Elsewhere, I Carry You With Me is able to situate Iván and Gerardo in environments that viewers may experience as either textured, fragmented glimpses at various corners of their lives or underwhelming glances we don’t spend enough time with. I absolutely experienced it as the former, in part because Ewing and her team give each space such distinct visual identities that they feel concrete in spite of how little time we get to luxuriate at any given location. The kitchen Iván works at in Mexico is distinct from the one he joins in America, yet the green glow of certain rooms signals how Iván has carved out parts of both places for himself. Even its montages carry a dreamy, engrossing feel to them, like all the images and emotions within them are swirling together in one sweeping remembrance. By drawing from so many corners of their lives, the film refuses a reading of Iván and Gerardo that reduces them to their material circumstances. Rather than solely defining their identities within their external treatment under Mexico’s homophobic society or America’s xenophobic one, Ewing nimbly dramatizes their personalities within the profound desires and alienations both countries inspire.

But what about when they get to America? Well, that’s a different movie, and in some ways I mean that quite literally.

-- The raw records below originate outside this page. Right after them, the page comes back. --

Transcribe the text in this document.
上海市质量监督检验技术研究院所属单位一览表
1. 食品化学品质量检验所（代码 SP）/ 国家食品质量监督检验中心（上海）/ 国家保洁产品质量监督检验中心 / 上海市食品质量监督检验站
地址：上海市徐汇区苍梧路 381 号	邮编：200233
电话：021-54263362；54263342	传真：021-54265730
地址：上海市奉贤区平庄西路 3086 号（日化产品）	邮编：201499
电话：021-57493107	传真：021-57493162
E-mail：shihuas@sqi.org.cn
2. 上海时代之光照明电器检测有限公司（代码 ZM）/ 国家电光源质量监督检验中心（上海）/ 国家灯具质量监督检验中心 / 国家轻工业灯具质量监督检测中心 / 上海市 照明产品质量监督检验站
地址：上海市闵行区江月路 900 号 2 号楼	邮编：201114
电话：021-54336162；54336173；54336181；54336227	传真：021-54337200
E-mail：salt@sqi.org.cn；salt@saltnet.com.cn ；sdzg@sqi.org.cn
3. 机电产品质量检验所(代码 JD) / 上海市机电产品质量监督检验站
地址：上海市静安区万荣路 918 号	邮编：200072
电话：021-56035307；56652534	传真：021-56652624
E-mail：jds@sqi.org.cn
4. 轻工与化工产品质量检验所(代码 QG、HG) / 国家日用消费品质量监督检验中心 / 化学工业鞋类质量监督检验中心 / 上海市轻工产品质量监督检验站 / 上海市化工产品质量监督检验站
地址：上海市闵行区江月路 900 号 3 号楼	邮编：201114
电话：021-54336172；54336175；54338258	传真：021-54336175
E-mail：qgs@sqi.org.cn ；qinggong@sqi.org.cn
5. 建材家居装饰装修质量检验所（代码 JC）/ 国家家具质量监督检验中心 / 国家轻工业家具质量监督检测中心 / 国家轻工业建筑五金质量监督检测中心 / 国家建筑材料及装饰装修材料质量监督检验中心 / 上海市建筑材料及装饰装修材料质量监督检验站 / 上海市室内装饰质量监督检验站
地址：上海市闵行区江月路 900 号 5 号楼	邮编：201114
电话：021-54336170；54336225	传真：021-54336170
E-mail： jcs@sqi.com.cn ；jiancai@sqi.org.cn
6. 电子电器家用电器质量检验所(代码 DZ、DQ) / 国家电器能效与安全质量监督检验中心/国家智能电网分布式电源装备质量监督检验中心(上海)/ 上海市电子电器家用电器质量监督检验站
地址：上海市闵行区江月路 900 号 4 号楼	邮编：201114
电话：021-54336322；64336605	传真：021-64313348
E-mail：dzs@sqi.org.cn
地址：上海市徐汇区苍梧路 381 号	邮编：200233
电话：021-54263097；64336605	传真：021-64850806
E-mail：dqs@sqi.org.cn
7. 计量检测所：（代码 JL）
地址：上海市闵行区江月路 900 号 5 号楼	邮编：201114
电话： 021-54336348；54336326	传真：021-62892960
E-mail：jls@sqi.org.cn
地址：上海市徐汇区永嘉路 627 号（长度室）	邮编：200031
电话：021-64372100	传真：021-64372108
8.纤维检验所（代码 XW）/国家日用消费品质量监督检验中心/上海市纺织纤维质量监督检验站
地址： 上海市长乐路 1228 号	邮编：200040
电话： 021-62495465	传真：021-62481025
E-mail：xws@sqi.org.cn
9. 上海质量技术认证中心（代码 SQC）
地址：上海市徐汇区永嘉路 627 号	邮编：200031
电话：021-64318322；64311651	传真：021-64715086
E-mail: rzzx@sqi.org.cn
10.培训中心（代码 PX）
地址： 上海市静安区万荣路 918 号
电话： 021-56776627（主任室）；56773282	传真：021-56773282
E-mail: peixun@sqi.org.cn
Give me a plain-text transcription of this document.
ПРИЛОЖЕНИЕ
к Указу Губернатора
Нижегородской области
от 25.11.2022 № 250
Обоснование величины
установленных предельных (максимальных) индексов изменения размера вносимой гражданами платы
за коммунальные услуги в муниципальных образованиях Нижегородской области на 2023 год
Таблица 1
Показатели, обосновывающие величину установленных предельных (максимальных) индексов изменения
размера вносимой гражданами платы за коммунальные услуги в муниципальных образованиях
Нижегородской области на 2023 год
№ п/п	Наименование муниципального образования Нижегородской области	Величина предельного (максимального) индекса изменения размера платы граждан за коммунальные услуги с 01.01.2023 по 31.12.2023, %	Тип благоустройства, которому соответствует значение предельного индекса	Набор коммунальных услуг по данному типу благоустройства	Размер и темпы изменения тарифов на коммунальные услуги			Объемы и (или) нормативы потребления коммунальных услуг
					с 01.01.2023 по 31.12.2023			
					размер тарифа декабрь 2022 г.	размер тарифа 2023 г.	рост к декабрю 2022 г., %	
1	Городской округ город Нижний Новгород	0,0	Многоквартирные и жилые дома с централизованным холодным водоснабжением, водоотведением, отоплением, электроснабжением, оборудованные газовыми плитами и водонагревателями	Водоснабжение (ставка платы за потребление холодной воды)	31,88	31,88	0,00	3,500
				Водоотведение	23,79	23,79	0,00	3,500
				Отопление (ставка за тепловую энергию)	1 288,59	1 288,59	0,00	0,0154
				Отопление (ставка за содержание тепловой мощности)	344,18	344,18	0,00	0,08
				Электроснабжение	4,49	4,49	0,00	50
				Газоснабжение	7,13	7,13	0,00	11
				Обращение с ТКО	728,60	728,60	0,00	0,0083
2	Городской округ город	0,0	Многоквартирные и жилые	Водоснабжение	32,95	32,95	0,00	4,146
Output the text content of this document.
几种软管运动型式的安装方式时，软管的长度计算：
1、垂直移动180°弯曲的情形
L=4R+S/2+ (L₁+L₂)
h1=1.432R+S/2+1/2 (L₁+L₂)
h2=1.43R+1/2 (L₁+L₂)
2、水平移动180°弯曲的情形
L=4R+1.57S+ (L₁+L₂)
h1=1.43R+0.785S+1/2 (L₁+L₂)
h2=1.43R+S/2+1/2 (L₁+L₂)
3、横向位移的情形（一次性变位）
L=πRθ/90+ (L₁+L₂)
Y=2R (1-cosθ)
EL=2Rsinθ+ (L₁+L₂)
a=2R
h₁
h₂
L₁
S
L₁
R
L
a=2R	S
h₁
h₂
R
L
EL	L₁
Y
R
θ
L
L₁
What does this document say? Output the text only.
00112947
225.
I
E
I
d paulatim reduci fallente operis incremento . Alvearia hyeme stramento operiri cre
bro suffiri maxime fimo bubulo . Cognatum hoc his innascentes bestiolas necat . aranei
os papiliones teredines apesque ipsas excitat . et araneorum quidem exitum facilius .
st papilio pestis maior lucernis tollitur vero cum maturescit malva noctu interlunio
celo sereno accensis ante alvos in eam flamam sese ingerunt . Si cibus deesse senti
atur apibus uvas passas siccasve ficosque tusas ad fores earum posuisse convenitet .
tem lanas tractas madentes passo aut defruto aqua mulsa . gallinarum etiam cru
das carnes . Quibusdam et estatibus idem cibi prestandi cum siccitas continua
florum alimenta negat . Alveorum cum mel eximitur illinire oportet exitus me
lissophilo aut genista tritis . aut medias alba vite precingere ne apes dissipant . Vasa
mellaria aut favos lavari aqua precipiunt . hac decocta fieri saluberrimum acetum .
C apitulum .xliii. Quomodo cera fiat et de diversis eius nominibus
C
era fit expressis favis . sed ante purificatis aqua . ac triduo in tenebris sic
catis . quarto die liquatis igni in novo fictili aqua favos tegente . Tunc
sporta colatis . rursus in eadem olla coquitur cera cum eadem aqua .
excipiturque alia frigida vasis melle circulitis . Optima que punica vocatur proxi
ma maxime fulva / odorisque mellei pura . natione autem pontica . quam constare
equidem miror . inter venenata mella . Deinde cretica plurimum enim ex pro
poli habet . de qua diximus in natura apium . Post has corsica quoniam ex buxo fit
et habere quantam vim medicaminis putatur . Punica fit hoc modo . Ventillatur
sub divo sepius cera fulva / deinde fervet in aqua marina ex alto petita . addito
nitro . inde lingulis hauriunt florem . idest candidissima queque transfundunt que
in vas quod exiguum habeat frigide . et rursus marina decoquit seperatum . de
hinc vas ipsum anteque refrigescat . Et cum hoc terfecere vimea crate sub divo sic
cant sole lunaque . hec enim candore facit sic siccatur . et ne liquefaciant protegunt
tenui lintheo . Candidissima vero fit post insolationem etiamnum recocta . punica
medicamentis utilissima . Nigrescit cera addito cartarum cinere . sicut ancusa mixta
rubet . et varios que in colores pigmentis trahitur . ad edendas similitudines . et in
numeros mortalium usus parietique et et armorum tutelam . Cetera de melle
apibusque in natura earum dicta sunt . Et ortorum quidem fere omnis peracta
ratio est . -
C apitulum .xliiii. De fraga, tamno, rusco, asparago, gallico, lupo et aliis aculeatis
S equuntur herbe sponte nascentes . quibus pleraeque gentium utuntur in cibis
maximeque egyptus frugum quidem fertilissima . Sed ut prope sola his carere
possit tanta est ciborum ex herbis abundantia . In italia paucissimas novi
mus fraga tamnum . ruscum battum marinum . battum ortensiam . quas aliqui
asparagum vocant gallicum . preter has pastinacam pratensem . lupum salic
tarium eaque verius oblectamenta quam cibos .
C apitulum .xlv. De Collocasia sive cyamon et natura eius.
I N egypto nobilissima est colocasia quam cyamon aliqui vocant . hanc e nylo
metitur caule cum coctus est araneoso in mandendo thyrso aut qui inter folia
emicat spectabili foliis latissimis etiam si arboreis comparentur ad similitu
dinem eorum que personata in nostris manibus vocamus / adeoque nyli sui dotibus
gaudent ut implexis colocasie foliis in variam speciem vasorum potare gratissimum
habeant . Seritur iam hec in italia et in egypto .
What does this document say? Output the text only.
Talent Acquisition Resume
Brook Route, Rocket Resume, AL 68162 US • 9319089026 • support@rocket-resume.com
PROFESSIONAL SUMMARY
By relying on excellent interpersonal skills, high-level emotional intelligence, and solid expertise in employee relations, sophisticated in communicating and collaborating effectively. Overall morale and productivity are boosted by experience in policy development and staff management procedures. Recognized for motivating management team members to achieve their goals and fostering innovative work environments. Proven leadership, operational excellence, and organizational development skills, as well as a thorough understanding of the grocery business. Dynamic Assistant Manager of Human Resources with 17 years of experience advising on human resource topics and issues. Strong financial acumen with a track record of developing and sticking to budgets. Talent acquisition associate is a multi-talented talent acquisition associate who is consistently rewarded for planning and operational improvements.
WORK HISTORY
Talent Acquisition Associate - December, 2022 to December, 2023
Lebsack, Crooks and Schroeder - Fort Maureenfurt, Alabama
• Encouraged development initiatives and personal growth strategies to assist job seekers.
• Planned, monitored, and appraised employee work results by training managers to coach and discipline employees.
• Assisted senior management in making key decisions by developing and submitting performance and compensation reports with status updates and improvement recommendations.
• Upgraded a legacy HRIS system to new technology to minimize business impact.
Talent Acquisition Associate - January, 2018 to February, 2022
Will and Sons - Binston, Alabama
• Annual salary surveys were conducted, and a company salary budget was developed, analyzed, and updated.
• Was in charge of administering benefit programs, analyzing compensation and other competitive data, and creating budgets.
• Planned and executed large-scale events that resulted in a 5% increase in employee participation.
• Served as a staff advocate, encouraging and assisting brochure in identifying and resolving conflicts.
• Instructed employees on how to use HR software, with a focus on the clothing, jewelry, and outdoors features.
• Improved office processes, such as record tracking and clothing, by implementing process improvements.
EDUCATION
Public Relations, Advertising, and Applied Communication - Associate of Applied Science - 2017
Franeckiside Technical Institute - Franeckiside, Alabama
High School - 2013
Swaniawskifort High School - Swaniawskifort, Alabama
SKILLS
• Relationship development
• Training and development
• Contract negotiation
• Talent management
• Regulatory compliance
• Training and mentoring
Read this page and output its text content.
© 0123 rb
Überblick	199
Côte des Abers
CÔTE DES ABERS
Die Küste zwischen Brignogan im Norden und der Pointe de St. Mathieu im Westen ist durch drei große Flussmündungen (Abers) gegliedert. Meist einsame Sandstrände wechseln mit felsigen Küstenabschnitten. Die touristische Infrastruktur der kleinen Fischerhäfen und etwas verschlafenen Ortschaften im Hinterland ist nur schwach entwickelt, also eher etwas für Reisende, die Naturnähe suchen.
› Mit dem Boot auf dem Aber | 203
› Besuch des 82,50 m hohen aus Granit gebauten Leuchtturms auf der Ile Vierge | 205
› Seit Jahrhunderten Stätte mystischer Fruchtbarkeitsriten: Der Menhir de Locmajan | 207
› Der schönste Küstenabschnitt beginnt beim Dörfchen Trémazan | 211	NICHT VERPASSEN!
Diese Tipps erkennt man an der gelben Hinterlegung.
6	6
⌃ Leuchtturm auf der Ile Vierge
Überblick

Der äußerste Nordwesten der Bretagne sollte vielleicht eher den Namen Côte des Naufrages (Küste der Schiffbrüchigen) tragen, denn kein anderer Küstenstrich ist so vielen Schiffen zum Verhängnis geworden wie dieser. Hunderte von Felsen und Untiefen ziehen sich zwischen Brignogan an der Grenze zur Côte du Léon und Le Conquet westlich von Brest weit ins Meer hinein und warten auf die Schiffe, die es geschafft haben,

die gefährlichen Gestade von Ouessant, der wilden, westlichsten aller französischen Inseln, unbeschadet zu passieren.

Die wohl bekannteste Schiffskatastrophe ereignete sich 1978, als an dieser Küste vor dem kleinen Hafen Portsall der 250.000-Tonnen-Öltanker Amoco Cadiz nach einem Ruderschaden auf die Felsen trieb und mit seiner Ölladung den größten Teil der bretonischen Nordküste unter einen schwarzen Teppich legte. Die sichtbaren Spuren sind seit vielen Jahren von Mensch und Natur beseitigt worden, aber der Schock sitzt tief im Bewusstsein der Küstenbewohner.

It does feel silly to make a spoiler warning this deep into a review, but if you have any interest in seeing this film, stop reading and give yourself the treat not knowing what the unbelievably radical transformation I Carry You With Me performs in its final third is. Gerardo comes to New York City to live with Iván. Iván becomes a chef, eventually owning his own restaurant. Their life in New York is compressed into a pretty lively montage, and the scenes of Espitia and Vasquéz in character are eventually replaced by footage of the real Iván and Gerardo in the present day, with the film fully returning to an explicitly documentary aesthetic. It turns out that the men are real people, and the first two thirds of the film were a re-enactment of their first years together. They’re still in contact with their friends and family in Mexico, but Iván has been missing his hometown more and more lately. Learning that his son’s green card has been denied only exacerbates this tension, even as both men are aware that they won’t be allowed entry into the US again if they return to Mexico.

Before making the film, Iván and Gerardo had been friends with Ewing for about fifteen years, only a few years into their time in New York. The hybrid style was a compromise of hers, after originally intending to make a documentary about them only to get more interested in the idea of re-enacting how they met. It’s a remarkably gutsy choice, and one I think Ewing pulls off with real assuredness. Iván and Gerardo’s dilemma of whether it’d be better to go home to Mexico with the knowledge they could never come back to New York, or if it’s better to keep the life they made in the States and suffer through the ache of never seeing their loved ones again, is potently conjured. I do wish we’d spent a little more time getting a sense of what their in New York was like, especially since part of what makes the first two thirds of the film so lived-in comes from how many communities we see them fully interacting with. Nevertheless, their final decision is revealed with an emotional directness that remains the film’s greatest asset. Her control of tone, filmmaking style, and characterization is an incredible feat, and just as I Carry You With Me ends on the bold new future that awaits Iván and Gerardo, I’m just as excited to see what else Ewing has in store.